In the 20th Century 80’s decade there was reborn interest in neural networks, both in academia and industry. A neural network is an algorithm that mimics the neural connections present in the neocortex. The interest was motivated by the rediscovering of algorithms to train the networks. Through training, a neural network can learn to do something. And since neural networks are implemented in computers, we have computers that can learn. This is an intellectual ability that people share with monkeys among other animals with neocortex. For this reason, neural networks are the backbone of machine learning, which according to some is part of artificial intelligence.
Neural networks can learn to classify objects and also to reproduce the behaviour of complex systems. They learn by examples. When we want to teach a neural network to differentiate between apples and oranges we have to present it examples of both fruits with a label indicating if it is an orange or an apple. The point is the neural network will be able to correctly classify oranges and apples different to the ones used during training. This is because a neural network does not perform a mere memorisation, but they are able to generalise. This is the key for learning.
But the interest in neural networks that raised up during the eighties faded as the following decade started because more promising machine learning methods appeared. However, a group of indomitable Canadian researchers managed to persevere and transformed neural networks into deep learning.
Deep learning is an algorithm family similar to neural networks, with the same aim and better performance. The number of neurons and connections is higher, but the main difference is the abstraction capacity. When we train a neural network to differentiate between apples and oranges we cannot present the items as they are, we have to extract some features that describe the oranges and apples, as the colour, shape, size, etc. To do this is what in this context we call abstraction. In contrast to neural networks, deep learning is able to do abstraction by itself. This is the reason why deep learning is thought to be able to understand what they see and heard and it is, therefore, a bridge between machine learning and artificial intelligence.

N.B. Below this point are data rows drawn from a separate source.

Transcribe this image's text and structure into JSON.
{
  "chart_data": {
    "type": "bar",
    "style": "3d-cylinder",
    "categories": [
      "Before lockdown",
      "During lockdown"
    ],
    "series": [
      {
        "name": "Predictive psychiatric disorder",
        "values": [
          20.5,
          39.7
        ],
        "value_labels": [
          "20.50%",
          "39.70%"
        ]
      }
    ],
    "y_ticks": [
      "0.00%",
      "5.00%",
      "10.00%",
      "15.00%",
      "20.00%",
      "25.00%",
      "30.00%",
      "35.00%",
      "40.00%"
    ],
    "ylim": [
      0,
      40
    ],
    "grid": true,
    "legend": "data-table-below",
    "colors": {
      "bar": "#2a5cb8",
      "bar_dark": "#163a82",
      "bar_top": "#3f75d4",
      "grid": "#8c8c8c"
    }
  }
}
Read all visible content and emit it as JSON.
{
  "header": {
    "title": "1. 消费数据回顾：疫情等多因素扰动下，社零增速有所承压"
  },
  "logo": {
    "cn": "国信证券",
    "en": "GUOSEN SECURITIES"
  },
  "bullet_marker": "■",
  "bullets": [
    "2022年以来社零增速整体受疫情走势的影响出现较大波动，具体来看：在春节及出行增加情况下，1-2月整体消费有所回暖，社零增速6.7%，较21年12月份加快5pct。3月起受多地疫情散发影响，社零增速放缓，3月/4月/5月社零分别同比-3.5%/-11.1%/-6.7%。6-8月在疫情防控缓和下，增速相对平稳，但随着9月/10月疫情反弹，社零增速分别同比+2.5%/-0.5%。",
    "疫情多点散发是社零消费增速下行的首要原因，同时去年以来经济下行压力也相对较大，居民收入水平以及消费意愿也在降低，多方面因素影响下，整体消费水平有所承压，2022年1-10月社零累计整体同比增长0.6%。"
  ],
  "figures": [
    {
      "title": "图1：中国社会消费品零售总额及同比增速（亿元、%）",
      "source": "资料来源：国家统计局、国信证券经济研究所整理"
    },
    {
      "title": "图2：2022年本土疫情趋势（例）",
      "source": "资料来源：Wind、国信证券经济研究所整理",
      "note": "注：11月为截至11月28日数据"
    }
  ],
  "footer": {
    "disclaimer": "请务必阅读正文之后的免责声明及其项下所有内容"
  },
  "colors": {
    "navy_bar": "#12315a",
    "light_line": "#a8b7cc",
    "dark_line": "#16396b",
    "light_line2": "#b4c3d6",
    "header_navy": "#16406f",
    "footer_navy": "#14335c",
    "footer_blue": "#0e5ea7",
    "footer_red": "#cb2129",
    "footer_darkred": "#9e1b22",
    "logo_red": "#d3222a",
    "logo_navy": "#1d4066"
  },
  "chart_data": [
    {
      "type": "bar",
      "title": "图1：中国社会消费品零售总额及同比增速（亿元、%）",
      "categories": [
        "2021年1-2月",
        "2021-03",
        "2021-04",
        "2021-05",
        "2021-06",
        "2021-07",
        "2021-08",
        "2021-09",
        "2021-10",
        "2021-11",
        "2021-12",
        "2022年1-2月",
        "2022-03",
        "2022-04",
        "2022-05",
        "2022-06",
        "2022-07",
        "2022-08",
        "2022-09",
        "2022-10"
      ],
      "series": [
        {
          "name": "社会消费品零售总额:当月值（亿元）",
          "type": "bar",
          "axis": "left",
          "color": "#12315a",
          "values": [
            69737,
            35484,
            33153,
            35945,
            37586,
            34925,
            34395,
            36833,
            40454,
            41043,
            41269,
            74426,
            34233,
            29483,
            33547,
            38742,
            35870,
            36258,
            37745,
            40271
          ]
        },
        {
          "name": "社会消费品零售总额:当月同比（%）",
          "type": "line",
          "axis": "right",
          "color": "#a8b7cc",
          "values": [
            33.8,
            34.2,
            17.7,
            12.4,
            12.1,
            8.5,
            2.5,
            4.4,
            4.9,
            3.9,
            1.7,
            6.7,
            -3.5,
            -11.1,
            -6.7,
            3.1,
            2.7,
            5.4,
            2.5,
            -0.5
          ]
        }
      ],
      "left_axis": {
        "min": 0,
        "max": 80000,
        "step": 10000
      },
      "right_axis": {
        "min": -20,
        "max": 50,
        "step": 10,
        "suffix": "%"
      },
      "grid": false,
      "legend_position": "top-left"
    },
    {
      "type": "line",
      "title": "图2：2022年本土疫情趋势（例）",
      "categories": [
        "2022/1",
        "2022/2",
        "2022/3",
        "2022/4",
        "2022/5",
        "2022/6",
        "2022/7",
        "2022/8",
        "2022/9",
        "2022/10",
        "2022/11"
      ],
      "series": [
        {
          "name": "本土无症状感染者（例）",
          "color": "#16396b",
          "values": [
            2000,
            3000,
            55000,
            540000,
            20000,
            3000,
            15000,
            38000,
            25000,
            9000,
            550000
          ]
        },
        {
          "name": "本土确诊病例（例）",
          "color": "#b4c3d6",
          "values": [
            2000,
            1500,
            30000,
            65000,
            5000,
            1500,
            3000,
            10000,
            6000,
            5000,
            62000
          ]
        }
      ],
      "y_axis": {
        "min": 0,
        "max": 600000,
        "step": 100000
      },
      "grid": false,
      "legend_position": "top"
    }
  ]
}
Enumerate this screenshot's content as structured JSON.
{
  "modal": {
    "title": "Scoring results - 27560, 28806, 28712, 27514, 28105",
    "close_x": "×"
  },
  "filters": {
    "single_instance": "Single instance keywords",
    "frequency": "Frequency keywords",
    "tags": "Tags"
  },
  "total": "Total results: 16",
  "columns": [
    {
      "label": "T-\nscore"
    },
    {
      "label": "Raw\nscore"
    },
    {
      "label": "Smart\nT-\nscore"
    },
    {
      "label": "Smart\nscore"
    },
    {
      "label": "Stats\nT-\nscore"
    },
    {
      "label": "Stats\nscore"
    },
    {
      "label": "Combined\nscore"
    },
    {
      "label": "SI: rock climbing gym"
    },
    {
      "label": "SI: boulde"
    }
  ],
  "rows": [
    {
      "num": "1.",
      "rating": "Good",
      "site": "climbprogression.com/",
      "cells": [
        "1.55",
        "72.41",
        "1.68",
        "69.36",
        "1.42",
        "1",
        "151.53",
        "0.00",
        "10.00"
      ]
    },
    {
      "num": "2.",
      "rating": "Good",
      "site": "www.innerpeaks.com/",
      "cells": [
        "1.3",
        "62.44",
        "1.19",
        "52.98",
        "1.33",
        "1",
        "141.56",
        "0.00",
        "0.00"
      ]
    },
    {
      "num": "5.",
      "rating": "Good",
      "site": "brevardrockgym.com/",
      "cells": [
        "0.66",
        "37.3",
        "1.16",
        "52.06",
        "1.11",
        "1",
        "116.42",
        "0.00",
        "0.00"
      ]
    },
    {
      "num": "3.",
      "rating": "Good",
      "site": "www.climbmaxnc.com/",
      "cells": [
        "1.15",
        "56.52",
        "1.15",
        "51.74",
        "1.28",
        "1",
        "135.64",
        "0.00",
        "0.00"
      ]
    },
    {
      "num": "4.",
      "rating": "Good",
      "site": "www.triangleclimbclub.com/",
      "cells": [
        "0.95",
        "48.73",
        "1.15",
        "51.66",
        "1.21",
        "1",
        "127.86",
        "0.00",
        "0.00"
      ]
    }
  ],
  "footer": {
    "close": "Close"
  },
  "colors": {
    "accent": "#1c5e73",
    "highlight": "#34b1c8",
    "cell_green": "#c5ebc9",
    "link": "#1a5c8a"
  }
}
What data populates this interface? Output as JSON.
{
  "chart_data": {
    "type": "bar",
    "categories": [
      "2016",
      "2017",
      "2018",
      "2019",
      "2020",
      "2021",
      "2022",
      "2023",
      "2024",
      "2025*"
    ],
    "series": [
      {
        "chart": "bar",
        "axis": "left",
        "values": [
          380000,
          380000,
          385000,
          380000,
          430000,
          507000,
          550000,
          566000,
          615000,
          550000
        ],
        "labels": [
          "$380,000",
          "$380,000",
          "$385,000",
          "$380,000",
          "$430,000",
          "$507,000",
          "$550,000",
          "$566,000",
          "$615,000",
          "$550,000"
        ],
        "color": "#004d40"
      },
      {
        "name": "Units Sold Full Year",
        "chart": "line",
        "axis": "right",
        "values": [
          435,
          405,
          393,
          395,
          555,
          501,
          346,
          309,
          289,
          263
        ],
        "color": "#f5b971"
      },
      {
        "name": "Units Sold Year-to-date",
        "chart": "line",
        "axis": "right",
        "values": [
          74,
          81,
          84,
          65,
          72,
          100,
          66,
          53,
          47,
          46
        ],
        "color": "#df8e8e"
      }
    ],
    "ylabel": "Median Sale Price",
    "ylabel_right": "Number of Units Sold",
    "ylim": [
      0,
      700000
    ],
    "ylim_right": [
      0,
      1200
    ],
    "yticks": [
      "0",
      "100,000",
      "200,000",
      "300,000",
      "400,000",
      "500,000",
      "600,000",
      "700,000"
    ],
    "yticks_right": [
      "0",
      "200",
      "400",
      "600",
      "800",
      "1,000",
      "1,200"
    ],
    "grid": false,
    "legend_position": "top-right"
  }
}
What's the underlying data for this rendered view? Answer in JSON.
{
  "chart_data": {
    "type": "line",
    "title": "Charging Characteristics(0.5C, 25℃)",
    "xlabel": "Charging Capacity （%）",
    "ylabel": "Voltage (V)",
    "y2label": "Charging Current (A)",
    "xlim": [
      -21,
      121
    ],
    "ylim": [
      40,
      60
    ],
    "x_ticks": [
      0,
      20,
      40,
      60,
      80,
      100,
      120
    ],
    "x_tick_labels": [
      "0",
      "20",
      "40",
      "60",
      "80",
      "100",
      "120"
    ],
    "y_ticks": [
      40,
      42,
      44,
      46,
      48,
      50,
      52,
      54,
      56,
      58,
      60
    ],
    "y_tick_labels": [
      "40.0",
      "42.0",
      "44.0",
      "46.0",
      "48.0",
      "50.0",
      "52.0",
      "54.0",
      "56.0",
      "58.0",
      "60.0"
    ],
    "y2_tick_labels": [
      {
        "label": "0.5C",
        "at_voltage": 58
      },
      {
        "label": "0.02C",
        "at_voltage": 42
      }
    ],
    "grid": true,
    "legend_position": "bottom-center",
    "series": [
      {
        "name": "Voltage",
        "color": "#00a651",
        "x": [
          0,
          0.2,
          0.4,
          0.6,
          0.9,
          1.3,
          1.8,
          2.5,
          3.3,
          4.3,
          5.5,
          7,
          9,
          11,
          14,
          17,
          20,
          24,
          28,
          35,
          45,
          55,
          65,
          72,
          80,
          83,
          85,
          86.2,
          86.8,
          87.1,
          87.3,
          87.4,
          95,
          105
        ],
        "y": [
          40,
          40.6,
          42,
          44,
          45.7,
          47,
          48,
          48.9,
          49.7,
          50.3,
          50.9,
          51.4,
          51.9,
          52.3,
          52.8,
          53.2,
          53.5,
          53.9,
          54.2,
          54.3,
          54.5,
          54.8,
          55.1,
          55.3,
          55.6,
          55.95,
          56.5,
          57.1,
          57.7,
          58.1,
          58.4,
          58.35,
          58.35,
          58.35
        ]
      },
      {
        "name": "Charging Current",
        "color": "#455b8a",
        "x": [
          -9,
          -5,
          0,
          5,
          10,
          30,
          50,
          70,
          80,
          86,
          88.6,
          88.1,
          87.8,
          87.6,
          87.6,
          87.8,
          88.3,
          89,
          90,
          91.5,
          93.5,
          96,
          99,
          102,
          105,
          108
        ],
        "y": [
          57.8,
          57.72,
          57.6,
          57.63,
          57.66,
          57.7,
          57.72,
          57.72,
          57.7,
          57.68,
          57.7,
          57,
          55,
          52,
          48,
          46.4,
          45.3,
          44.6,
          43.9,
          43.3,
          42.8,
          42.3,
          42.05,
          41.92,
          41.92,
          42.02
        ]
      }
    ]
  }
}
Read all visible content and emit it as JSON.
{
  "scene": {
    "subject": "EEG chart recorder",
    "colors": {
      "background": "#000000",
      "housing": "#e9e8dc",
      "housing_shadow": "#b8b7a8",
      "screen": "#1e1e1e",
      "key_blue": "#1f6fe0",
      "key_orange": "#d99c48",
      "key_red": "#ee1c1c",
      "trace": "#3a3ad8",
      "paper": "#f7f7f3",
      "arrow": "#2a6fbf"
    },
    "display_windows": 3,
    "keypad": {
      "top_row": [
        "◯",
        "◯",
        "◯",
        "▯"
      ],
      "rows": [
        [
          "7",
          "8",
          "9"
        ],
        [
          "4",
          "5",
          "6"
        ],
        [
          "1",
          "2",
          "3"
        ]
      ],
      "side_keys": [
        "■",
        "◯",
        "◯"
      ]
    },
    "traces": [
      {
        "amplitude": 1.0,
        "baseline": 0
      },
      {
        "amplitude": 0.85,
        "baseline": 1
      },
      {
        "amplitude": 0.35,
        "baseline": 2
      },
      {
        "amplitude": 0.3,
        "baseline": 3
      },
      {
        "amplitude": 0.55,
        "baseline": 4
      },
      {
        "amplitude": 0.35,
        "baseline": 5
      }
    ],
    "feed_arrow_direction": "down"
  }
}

As it happened with neural networks, deep learning has gained huge interest among companies. In 2013, Facebook failed to buy company DeepMind, but Google succeeded one year later when it paid 500 million dollars for it. In case some body missed this irruption of deep learning in the media, it became mainstream in early 2016 when Google DeepMind software AlphaGo beated Lee Sedol, the go champion. This was an unprecedented technical success because go is much harder than chess. When IBM’s Deep Blue won Garry Kasparov in 1996, it used a strategy based on figuring out all the possible short-term movements. However, this strategy is not possible in go because the possibilities are infinite in comparison to chess. For this reason, Google DeepMind’s AlphaGo is not programmed to play go, it is able to learn to play by itself. The machine learns by playing many times against a human player, improving in every game until it becomes unbeatable.
Deep learning is not a secret arcane, anybody who wants to learn it can do it. There are free available tools, like Theano, TensorFlow and H2O, that allows any person with programming knowledge and the concepts in mind to try it. The company OpenAI has freely released its first algorithm, which has been made around the reinforced learning paradigm. There also companies offering commercial products onto which applications can be build. These are the cases of the Spanish Artelnics and the Californian Numenta. Deep learning is being successfully used for face recognition and verbal command interpretation.
Deep learning, besides other machine learning paradigms, could be an important innovation opportunity. It could be one of the tools to unleash the value hidden in the big data repositories. Moreover, in the industrial practice it could be used to detect and classify faults or defects, to model complex systems to be used in control schemes, and in novelty detection.